09 August 2013 - Superseded by

Aryllithium_cross_coupling__Feringa_2013.PNG For the synthesis of new compounds synthetic organic chemists rely on a whole bunch of coupling reactions. In two of them, one reactant is an aryl bromide and the other a organoboron compound in the Suzuki coupling and an organotin compound in the Stille coupling. Giannerini et al. (Ferenga lab) note here that these starting materials often derive from the same organolithium compound, so why not try out coupling reactions using organolithium compounds in the first place?

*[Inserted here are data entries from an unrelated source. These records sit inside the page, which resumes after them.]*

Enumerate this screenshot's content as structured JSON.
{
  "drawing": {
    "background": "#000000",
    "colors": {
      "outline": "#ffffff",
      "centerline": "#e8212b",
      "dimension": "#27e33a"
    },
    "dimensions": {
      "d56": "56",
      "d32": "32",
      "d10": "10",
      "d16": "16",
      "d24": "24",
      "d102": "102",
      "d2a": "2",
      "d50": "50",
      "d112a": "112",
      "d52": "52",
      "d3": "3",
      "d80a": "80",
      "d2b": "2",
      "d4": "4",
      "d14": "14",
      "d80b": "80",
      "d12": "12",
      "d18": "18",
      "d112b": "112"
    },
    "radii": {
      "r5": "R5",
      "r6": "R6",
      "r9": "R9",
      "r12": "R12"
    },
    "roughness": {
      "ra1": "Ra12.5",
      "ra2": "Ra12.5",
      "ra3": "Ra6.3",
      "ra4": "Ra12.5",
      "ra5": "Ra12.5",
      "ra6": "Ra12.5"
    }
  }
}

Things to watch out for according to Giannerini: ease of homocoupling and ease of lithium - bromide exchange resulting in dehalogenation. Proper choice of solvent should control RLi aggregation state and therefore reactivity and therefore toluene was selected as solvent. A combination of in-situ combined tris(dibenzylideneacetone)dipalladium(0) and tri(tert-butyl)phosphine was found to be very effective. Interestingly commercially available Pd(tBu3P)2 did not perform as well in several cases.

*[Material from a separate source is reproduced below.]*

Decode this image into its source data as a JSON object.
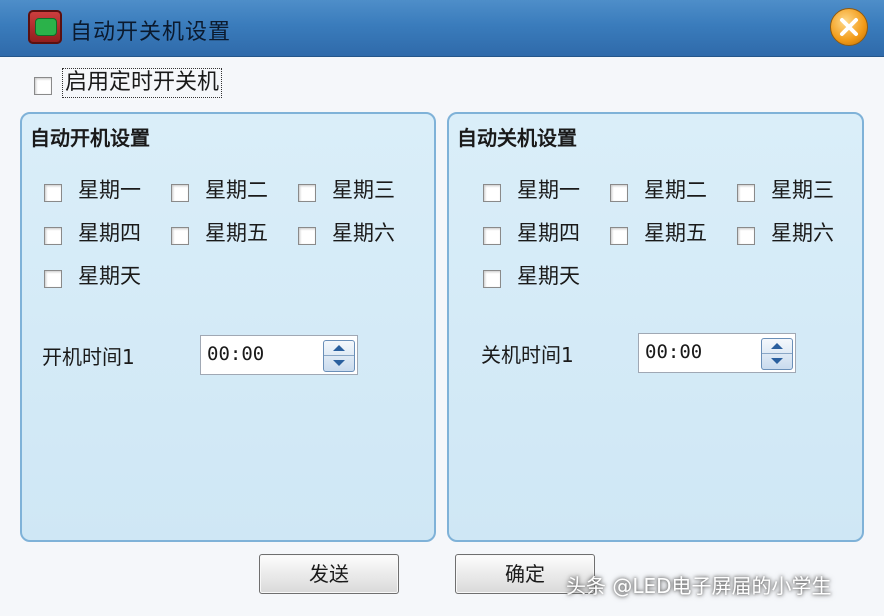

Because RLi compounds are highly reactive the reaction can now take place at room temperature and turns out to be very fast. Given the wide availability of organolithiums and affordability it seems the Stille and Suzuki couplings face an uncertain future.

Note added: Reader T. disagrees, with substrates with various functional groups Suzuki is still the way to go. This blog agrees! headline too sensational!